Over the last two years, I kept seeing Gillian Flynn's Gone Girl pop up on best book lists. It had both critical acclaim and love from readers. Many years ago, I read Flynn's first novel, Sharp Objects and was immediately hooked. Inexplicably, Flynn's second novel, Dark Places had escaped my attention and even with all of the hype, it took me nearly two years to finally read Gone Girl.
Gone Girl is worth every ounce of its hype.
Why did I wait so long????
Gone Girl is the story of married couple, Nick and Amy Dunne. Amy goes missing on the couple's fifth wedding anniversary and soon after, Nick becomes the prime suspect. I'm going to stop here, because the story is filled with twists and turns that test the readers assumptions and sense of morality. I don't want to give anything away.
I didn't know anything about the story going into it and I'm really glad that I didn't, because the element of surprise is one of the key factors towards making the book so good. Flynn is masterful in the way in which she hides the clues and with the timing of her reveals. This story is best enjoyed without exposure to spoilers.
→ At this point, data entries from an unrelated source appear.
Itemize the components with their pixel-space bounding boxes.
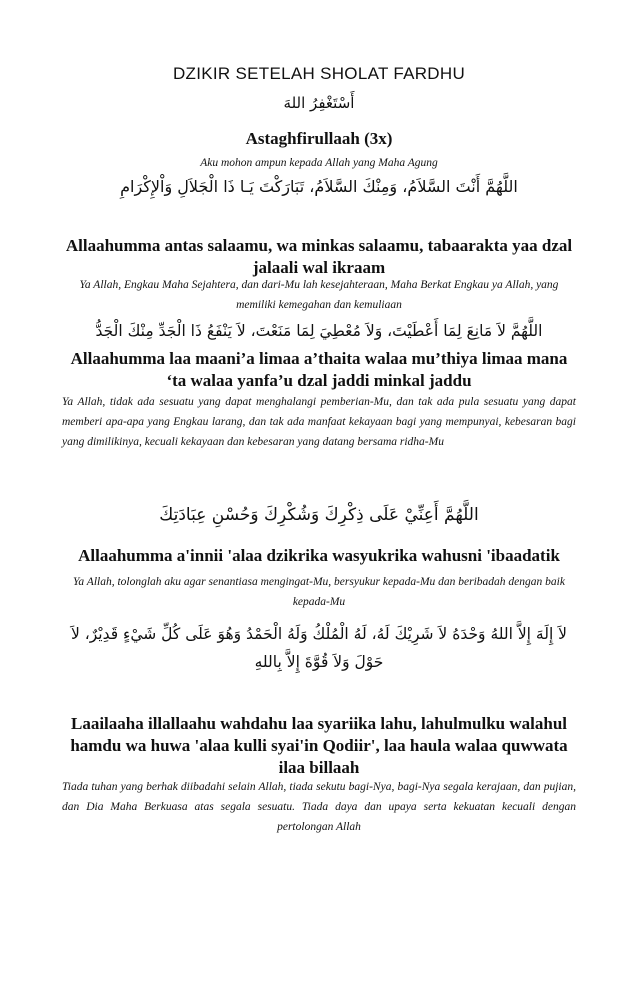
- istighfar-translation: Aku mohon ampun kepada Allah yang Maha Agung: [200, 157, 438, 169]
- dzikir2-latin: Allaahumma laa maani’a limaa a’thaita walaa mu’thiya limaa mana ‘ta walaa yanfa’u dzal jaddi minkal jaddu: [70, 349, 568, 390]
- page-title: DZIKIR SETELAH SHOLAT FARDHU: [172, 64, 466, 83]
- dzikir2-translation: Ya Allah, tidak ada sesuatu yang dapat menghalangi pemberian-Mu, dan tak ada pula sesuatu yang dapat memberi apa-apa yang Engkau larang, dan tak ada manfaat kekayaan bagi yang mempunyai, kebesaran bagi yang dimilikinya, kecuali kekayaan dan kebesaran yang datang bersama ridha-Mu: [62, 396, 576, 448]
- dzikir1-arabic: اللَّهُمَّ أَنْتَ السَّلاَمُ، وَمِنْكَ السَّلاَمُ، تَبَارَكْتَ يَـا ذَا الْجَلاَلِ وَاْلإِكْرَامِ: [120, 177, 518, 196]
- istighfar-latin: Astaghfirullaah (3x): [245, 129, 393, 148]
- dzikir4-translation: Tiada tuhan yang berhak diibadahi selain Allah, tiada sekutu bagi-Nya, bagi-Nya segala kerajaan, dan pujian, dan Dia Maha Berkuasa atas segala sesuatu. Tiada daya dan upaya serta kekuatan kecuali dengan pertolongan Allah: [62, 781, 576, 833]
- dzikir1-translation: Ya Allah, Engkau Maha Sejahtera, dan dari-Mu lah kesejahteraan, Maha Berkat Engkau ya Allah, yang memiliki kemegahan dan kemuliaan: [79, 279, 559, 311]
- dzikir3-latin: Allaahumma a'innii 'alaa dzikrika wasyukrika wahusni 'ibaadatik: [78, 546, 560, 565]
- dzikir1-latin: Allaahumma antas salaamu, wa minkas salaamu, tabaarakta yaa dzal jalaali wal ikraam: [65, 236, 573, 277]
- dzikir4-arabic-line1: لاَ إِلَهَ إِلاَّ اللهُ وَحْدَهُ لاَ شَرِيْكَ لَهُ، لَهُ الْمُلْكُ وَلَهُ الْحَمْدُ وَهُوَ عَلَى كُلِّ شَيْءٍ قَدِيْرٌ، لاَ: [70, 625, 568, 643]
- istighfar-arabic: أَسْتَغْفِرُ اللهَ: [283, 94, 355, 112]
- dzikir2-arabic: اللَّهُمَّ لاَ مَانِعَ لِمَا أَعْطَيْتَ، وَلاَ مُعْطِيَ لِمَا مَنَعْتَ، لاَ يَنْفَعُ ذَا الْجَدِّ مِنْكَ الْجَدُّ: [95, 322, 543, 340]
- dzikir4-latin: Laailaaha illallaahu wahdahu laa syariika lahu, lahulmulku walahul hamdu wa huwa 'alaa kulli syai'in Qodiir', laa haula walaa quwwata ilaa billaah: [70, 714, 568, 777]
- dzikir3-arabic: اللَّهُمَّ أَعِنِّيْ عَلَى ذِكْرِكَ وَشُكْرِكَ وَحُسْنِ عِبَادَتِكَ: [159, 505, 479, 525]
- dzikir3-translation: Ya Allah, tolonglah aku agar senantiasa mengingat-Mu, bersyukur kepada-Mu dan beribadah dengan baik kepada-Mu: [73, 576, 565, 608]
- dzikir4-arabic-line2: حَوْلَ وَلاَ قُوَّةَ إِلاَّ بِاللهِ: [254, 653, 384, 671]
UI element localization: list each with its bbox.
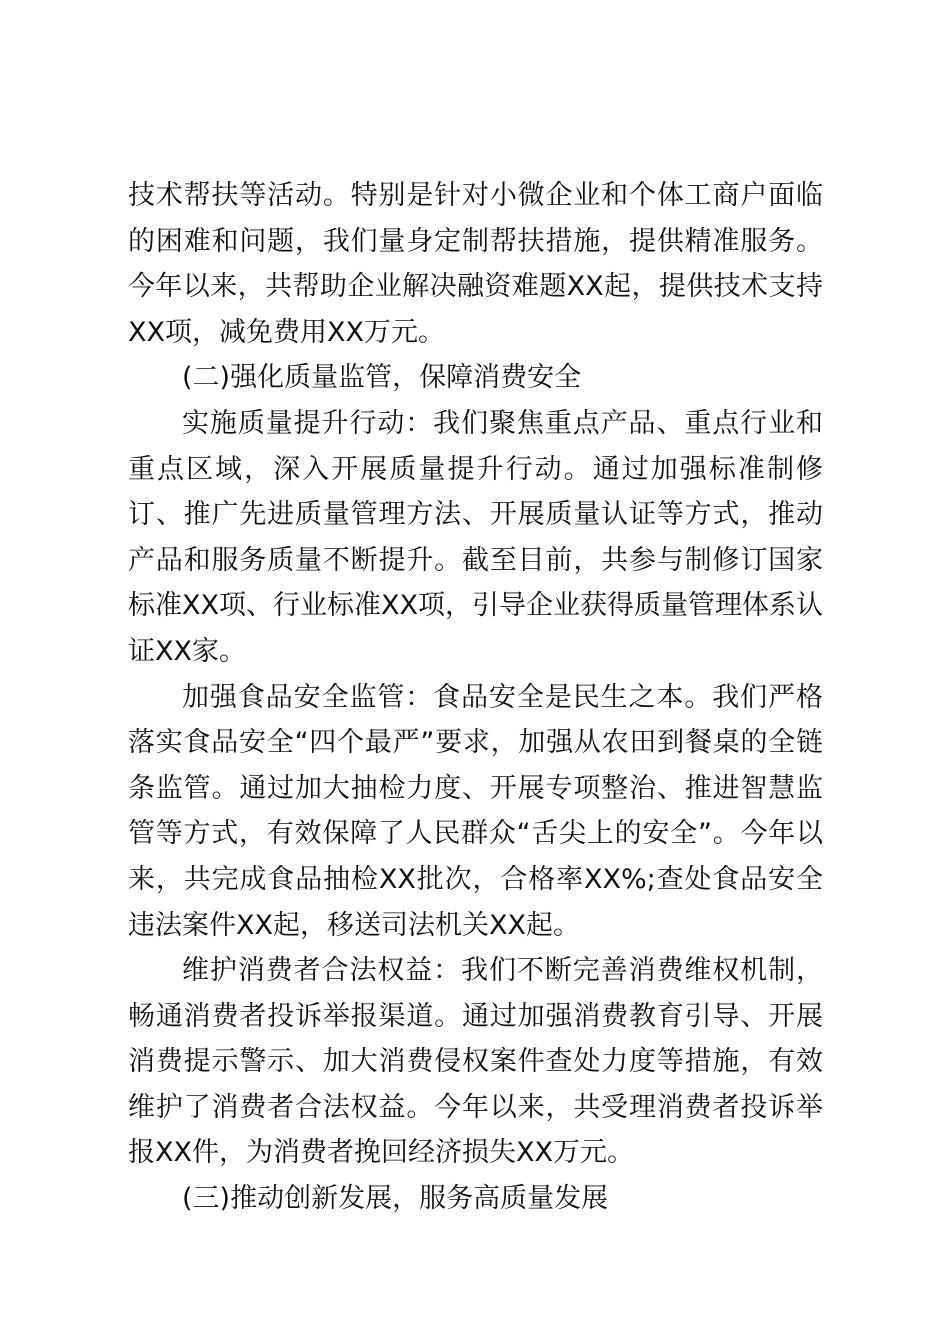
section-heading-2: (二)强化质量监管，保障消费安全 — [182, 362, 582, 394]
document-body — [128, 173, 823, 1222]
paragraph-consumer-rights: 维护消费者合法权益：我们不断完善消费维权机制，畅通消费者投诉举报渠道。通过加强消费教育引导、开展消费提示警示、加大消费侵权案件查处力度等措施，有效维护了消费者合法权益。今年以来，共受理消费者投诉举报XX件，为消费者挽回经济损失XX万元。 — [128, 955, 823, 1169]
paragraph-quality-improvement: 实施质量提升行动：我们聚焦重点产品、重点行业和重点区域，深入开展质量提升行动。通过加强标准制修订、推广先进质量管理方法、开展质量认证等方式，推动产品和服务质量不断提升。截至目前，共参与制修订国家标准XX项、行业标准XX项，引导企业获得质量管理体系认证XX家。 — [128, 407, 823, 667]
paragraph-continuation: 技术帮扶等活动。特别是针对小微企业和个体工商户面临的困难和问题，我们量身定制帮扶措施，提供精准服务。今年以来，共帮助企业解决融资难题XX起，提供技术支持XX项，减免费用XX万元。 — [128, 180, 823, 348]
paragraph-food-safety: 加强食品安全监管：食品安全是民生之本。我们严格落实食品安全“四个最严”要求，加强从农田到餐桌的全链条监管。通过加大抽检力度、开展专项整治、推进智慧监管等方式，有效保障了人民群众“舌尖上的安全”。今年以来，共完成食品抽检XX批次，合格率XX%;查处食品安全违法案件XX起，移送司法机关XX起。 — [128, 681, 823, 941]
section-heading-3: (三)推动创新发展，服务高质量发展 — [182, 1183, 609, 1215]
Flynn had my attention with the first paragraph and I found the book impossible to put down. Not only has Flynn crafted a fantastic story, but she has created multifaceted, compelling characters. This story is not going to be for everyone. It's dark, sinister and often cruel. However, if that sounds like a story up your alley, it's a must-read. In addition to the very twisted plot and characters, the story touches on themes that have affected a lot of people, most pointedly, the recession and how job loss affects couples on both an individual and family level.
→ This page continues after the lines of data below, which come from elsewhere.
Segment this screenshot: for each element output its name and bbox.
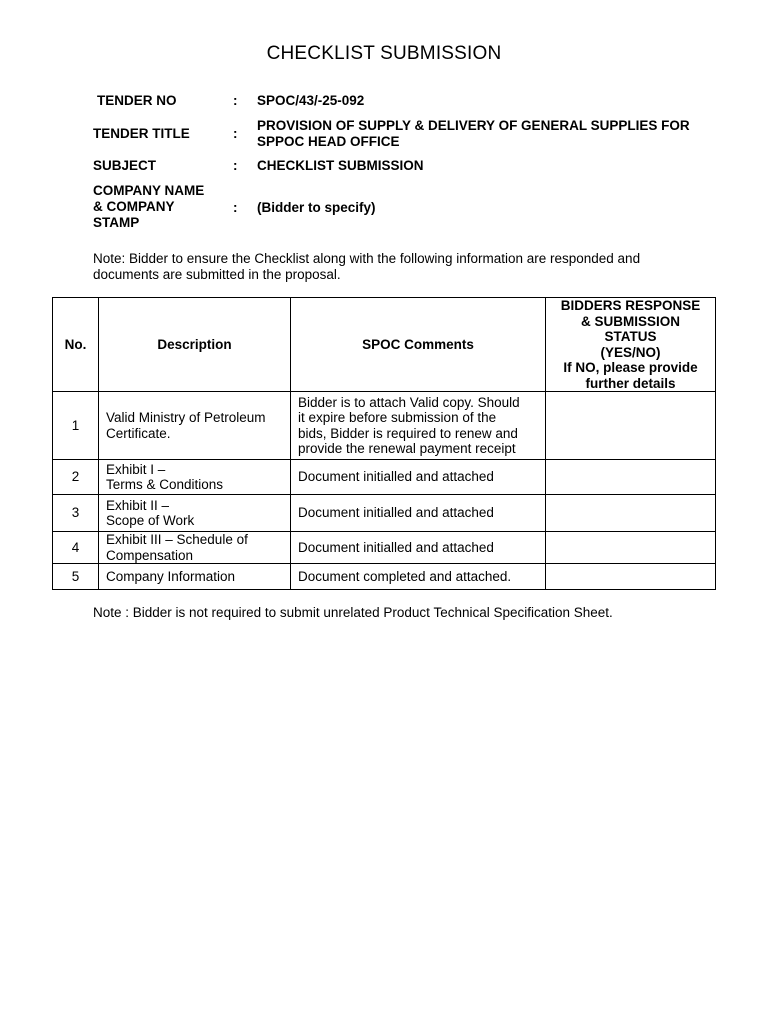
header-response-line: If NO, please provide	[563, 360, 698, 375]
row-response-cell[interactable]	[546, 495, 716, 532]
tender-title-row	[0, 118, 768, 150]
row-response-cell[interactable]	[546, 564, 716, 590]
company-row	[0, 183, 768, 231]
header-response-line: BIDDERS RESPONSE	[560, 298, 701, 313]
row-number: 5	[53, 564, 99, 590]
subject-colon: :	[233, 158, 238, 173]
row-description-line: Certificate.	[106, 425, 171, 441]
table-row	[53, 392, 716, 460]
header-response-line: & SUBMISSION	[580, 313, 680, 329]
row-spoc-comment	[291, 392, 546, 460]
row-response-cell[interactable]	[546, 532, 716, 564]
document-title: CHECKLIST SUBMISSION	[266, 43, 502, 64]
checklist-table	[52, 297, 716, 590]
row-description-line: Compensation	[106, 547, 194, 563]
row-comment-line: bids, Bidder is required to renew and	[298, 425, 518, 441]
tender-title-colon: :	[233, 126, 238, 141]
subject-row	[0, 158, 768, 174]
row-description	[99, 392, 291, 460]
company-label-line: & COMPANY	[93, 199, 175, 214]
company-label	[93, 183, 228, 231]
tender-no-colon: :	[233, 93, 238, 108]
tender-title-value	[257, 118, 727, 150]
tender-title-value-line: PROVISION OF SUPPLY & DELIVERY OF GENERAL SUPPLIES FOR	[257, 118, 690, 133]
header-no: No.	[53, 298, 99, 392]
table-row	[53, 564, 716, 590]
row-number: 3	[53, 495, 99, 532]
table-row	[53, 495, 716, 532]
row-number: 4	[53, 532, 99, 564]
row-number: 1	[53, 392, 99, 460]
header-description: Description	[99, 298, 291, 392]
row-spoc-comment: Document initialled and attached	[291, 460, 546, 495]
tender-no-label: TENDER NO	[97, 93, 177, 108]
header-response-line: (YES/NO)	[600, 344, 661, 360]
row-description	[99, 532, 291, 564]
row-description: Company Information	[99, 564, 291, 590]
subject-label: SUBJECT	[93, 158, 157, 173]
company-value: (Bidder to specify)	[257, 200, 376, 215]
row-description-line: Valid Ministry of Petroleum	[106, 410, 266, 425]
header-response-line: further details	[585, 375, 676, 391]
top-note-line: documents are submitted in the proposal.	[93, 267, 341, 282]
row-description	[99, 495, 291, 532]
header-response-line: STATUS	[604, 329, 657, 344]
row-description-line: Exhibit III – Schedule of	[106, 532, 248, 547]
row-comment-line: provide the renewal payment receipt	[298, 441, 516, 456]
tender-title-label: TENDER TITLE	[93, 126, 190, 141]
header-spoc-comments: SPOC Comments	[291, 298, 546, 392]
row-description-line: Scope of Work	[106, 513, 195, 528]
row-response-cell[interactable]	[546, 392, 716, 460]
table-row	[53, 532, 716, 564]
row-description-line: Exhibit I –	[106, 461, 166, 477]
row-response-cell[interactable]	[546, 460, 716, 495]
row-comment-line: it expire before submission of the	[298, 410, 497, 425]
row-comment-line: Bidder is to attach Valid copy. Should	[298, 394, 520, 410]
row-description	[99, 460, 291, 495]
tender-title-value-line: SPPOC HEAD OFFICE	[257, 134, 400, 149]
tender-no-value: SPOC/43/-25-092	[257, 93, 365, 108]
row-spoc-comment: Document completed and attached.	[291, 564, 546, 590]
row-description-line: Exhibit II –	[106, 497, 170, 513]
company-label-line: STAMP	[93, 215, 140, 230]
row-description-line: Terms & Conditions	[106, 477, 224, 492]
row-spoc-comment: Document initialled and attached	[291, 495, 546, 532]
top-note	[93, 251, 693, 283]
bottom-note: Note : Bidder is not required to submit unrelated Product Technical Specification Sheet.	[93, 605, 613, 620]
row-spoc-comment: Document initialled and attached	[291, 532, 546, 564]
table-row	[53, 460, 716, 495]
company-label-line: COMPANY NAME	[93, 183, 205, 198]
header-bidders-response	[546, 298, 716, 392]
company-colon: :	[233, 200, 238, 215]
table-header-row	[53, 298, 716, 392]
subject-value: CHECKLIST SUBMISSION	[257, 158, 424, 173]
top-note-line: Note: Bidder to ensure the Checklist along with the following information are responded and	[93, 251, 641, 266]
tender-no-row	[0, 93, 768, 109]
row-number: 2	[53, 460, 99, 495]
As I was in the middle of reading the story, I found out that the novel is currently being adapted into a movie starring Ben Affleck and Rosamund Pike. I'm sure that the movie will be good and that I will be excited to see it, however, a lot of the punch that the book packs comes from the narrative voices of both of the leads.
The novel alternates between Nick and Amy's perspectives and being inside of their minds is a key element in the story. The whole point of the story is to mess with the reader's perception of a reliable narrator and of the assumptions that we all make. Getting into the minds of the characters is fundamental to Flynn's story.
In most cases, I would always advise to reading the book version first. However, in the case of Gone Girl, you must read it first. Even if the film adaptation is fantastic, this is a situation where there is no way possible that a screenplay can do justice to the novel. The novel and screenplay can't help but be two very different versions of the same story.